Imagine what modern Health & Safety would have to say about all that!
Last April, I stumbled upon the British Asparagus website. A treasure trove of asparagus recipes in many guises, it gave me this salad recipe , now gone from the website. Last season, we came back to this salad again and again, and we’re looking forward to more of it this year. Two bunches of asparagus can be stretched to feed a multitude in style. Pickled walnuts are available in Liston’s of Camden Street, but aren’t essential. For blue cheese, I use Crozier Blue.

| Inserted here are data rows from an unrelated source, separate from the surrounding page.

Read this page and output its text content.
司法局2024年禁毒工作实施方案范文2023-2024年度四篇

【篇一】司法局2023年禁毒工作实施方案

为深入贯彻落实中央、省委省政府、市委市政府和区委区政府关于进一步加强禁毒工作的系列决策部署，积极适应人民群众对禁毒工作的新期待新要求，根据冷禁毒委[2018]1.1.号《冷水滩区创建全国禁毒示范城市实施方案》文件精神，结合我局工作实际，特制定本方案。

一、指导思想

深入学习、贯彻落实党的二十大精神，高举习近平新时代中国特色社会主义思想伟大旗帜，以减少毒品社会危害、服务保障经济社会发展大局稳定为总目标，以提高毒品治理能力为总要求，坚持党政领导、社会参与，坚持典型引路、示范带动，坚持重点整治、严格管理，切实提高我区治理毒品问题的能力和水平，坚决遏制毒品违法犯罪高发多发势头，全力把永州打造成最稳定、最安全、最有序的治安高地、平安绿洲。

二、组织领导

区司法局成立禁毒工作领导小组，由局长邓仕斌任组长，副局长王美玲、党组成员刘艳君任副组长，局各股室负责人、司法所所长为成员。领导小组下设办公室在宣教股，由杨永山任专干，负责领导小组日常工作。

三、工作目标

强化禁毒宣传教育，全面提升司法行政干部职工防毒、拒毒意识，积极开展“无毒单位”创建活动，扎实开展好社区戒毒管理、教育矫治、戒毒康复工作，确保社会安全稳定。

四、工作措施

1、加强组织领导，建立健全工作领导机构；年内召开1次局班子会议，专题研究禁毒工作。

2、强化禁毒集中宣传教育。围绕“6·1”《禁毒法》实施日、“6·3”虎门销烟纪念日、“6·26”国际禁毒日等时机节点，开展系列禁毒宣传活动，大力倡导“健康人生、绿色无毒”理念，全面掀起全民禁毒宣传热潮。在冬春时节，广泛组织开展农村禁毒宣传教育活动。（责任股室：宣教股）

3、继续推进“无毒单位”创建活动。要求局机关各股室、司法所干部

Asparagus, pear, Crozier Blue, and pickled walnut salad
Serves 4 . Preparation 10 minutes. Cook 5 minutes
2 bundles of British asparagus trimmed
1 fennel bulb trimmed and thinly sliced
2 pears cut into 8 and cores removed
100g blue cheese crumbled
4 pickled walnuts roughly chopped
2 bunches of rocket washed
1 tbsp aged red wine vinegar
4 tbsp olive oil
1 tsp Dijon mustard
Salt and cracked black pepper
Put a griddle pan on to heat, when the griddle starts to smoke, start grilling the asparagus and then the fennel this will only take a few minutes for the vegetables to cook. Once cooked, season and place in a medium to large bowl.
Add the pears, cheese, walnuts and rocket.
In a separate bowl put the vinegar, oil and mustard, season and mix well.
Pour the dressing over the salad, gently toss it and then divide between 4 plates and serve.
Wine; This website always carries good recommendations for accompanying drinks. You can’t beat a Riesling with asparagus. Your local wine merchant will make good recommendations.
Beer; the good people at 8 Degrees Brewing have just launched a Pilsner called Barefoot Bohemian. If it’s anything like the quality of its big brothers, Sunburnt Irish Red and 8 Degrees Howling, it’ll be great. We’ll be trying it as soon as we can.
To quote the original recipe-
‘Pilsner puts the cold pear and warm crunchy asparagus on a pedestal
– think Rodin’s ‘The Kiss’.
There’s only one question, no, there’s two.
Is anybody growing asparagus in Ireland?
How can I get some?
(Please help- I can’t tag the post ‘Irish food’ until I find Irish asparagus.)